MAD! And You!

This Might Make You Mad...

Mutual Assured Destruction (MAD), was a military doctrine and part of the U.S. national security policy for a better part of the Cold War (1947-1991).  The MAD doctrine is described as full-scale use of high-yield weapons of mass destruction(in the Cold War era: nuclear weapons) by two opposing sides that would effectively result in the complete, utter and irrevocable annihilation of both the attacker and the defender, becoming a war of no victory but only reciprocal destruction.  In other words, if one attacker uses nuclear weapons, the responder to that attack will use nuclear weapons, thus assuring total annihilation for both sides.

Total annihilation.  This was the U.S plan to protect our way of life for the better part of the twentieth century.  Seems a bit off from the standard national security policy of "protecting our way of life".  With MAD, our way of life would be... annihilated.  But is that the true nature of this doctrine?  My theory suggests that MAD is in line with our current and earlier doctrines designed to better place the U.S. and its interests around the world. 

In Herbert F. Yorks book, The Advisors: Oppenheimer, Teller and the Superbomb, York apologizes for the events which led to MAD, explaining that the "...root of the problem [was not] maliciousness, but rather a sort of technological exuberance that has overwhelmed the other factors that go into the making of overall national policy".  At the time of development, the Hydrogen bomb was described as technological progress and could be marked as the beginning of the arms race.   The race to develop and later deploy the Hydrogen bomb is well documented and not covered in this article however, the systemic repercussions felt by this incredible pace and push of nuclear weaponry development only added to fevered pitch felt among the worlds developed countries to sustain and/or match this level of development if only to keep their "way of life". 

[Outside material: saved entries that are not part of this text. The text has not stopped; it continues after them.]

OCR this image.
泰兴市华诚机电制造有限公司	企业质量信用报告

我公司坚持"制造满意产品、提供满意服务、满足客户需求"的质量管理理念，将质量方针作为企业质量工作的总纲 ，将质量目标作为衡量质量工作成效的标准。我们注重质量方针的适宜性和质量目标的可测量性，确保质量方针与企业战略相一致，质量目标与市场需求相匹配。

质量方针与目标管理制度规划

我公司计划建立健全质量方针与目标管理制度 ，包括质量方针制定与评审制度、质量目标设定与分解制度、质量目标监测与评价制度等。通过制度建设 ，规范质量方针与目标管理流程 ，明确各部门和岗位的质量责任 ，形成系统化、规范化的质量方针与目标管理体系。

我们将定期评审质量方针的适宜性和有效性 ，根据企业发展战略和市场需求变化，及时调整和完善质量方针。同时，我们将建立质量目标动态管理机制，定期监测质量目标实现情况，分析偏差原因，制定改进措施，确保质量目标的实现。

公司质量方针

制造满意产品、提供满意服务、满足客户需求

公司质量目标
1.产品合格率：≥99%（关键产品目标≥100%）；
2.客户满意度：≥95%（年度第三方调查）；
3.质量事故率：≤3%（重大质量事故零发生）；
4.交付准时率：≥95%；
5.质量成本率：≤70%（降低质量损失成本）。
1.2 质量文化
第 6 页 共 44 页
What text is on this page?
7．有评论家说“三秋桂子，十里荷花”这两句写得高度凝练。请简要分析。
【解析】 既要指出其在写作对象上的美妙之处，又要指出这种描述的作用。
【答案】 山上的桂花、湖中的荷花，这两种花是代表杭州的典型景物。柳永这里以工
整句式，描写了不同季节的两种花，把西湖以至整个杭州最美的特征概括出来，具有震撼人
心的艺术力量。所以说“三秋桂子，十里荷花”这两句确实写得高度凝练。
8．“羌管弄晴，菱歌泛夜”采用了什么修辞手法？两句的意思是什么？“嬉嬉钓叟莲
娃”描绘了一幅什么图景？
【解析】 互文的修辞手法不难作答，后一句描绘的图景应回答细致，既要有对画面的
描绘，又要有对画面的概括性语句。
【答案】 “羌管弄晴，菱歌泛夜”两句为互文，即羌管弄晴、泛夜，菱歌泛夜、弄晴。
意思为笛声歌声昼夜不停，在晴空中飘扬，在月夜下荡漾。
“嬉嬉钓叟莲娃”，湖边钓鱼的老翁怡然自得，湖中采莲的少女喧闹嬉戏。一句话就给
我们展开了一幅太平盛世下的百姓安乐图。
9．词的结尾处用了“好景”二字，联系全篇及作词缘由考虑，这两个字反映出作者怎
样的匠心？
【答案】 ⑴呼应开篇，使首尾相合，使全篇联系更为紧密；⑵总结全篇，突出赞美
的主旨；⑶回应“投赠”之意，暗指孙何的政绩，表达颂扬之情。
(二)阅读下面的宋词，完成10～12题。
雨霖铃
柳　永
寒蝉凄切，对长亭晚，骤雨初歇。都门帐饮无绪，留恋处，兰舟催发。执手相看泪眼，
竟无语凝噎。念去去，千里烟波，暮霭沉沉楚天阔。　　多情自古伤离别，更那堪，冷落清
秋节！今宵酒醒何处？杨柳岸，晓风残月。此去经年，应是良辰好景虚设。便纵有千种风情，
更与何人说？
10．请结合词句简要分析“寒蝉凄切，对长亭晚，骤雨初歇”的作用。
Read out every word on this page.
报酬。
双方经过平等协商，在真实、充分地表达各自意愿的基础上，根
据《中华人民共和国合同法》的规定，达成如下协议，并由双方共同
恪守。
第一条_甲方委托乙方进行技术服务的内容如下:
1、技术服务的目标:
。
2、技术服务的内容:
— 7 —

The unilateral decisions made by the U.S set the rate and scale for most of the steps in the strategic-arms race.  The U.S. led the way  and in many cases started development before any other country and easily established a large and long-lasting lead in the arms race in terms of deployed weaponry  and different types of weapons.  It is in this sense that I question why the U.S. adopted MAD.  Why adopt a doctrine that does not allow anyone to win?  No one comes out on top.  If the two world powers (hypothetical) were to MAD each other wouldn't that leave a third-rate power in a place to lead the world?  Such a doctrine clearly has no other interest other than to  promote the industrial-military complex and its interests:

1.  Weapons Development Industry.  Contractors involved in bidding and procuring U.S. Military weapons development contracts

2.  Expansion of U.S. Military interests in world-wide deployment of bases and troops.  Positioning U.S. hegemony

3.  Utilizing the increased U.S. Military presence to influence the positioning of businesses aligned with U.S. interests

This is  a short, but broad, list of possible reasons such a doctrine as MAD could be adopted.  Bottom line, similar to nearly every modern-day doctrines adopted by the U.S. MAD was designed to propagate our interests around the world.  Truly an unfortunate description for a doctrine, as anyone reading it would think counter to what its definition truly meant.  Myself included.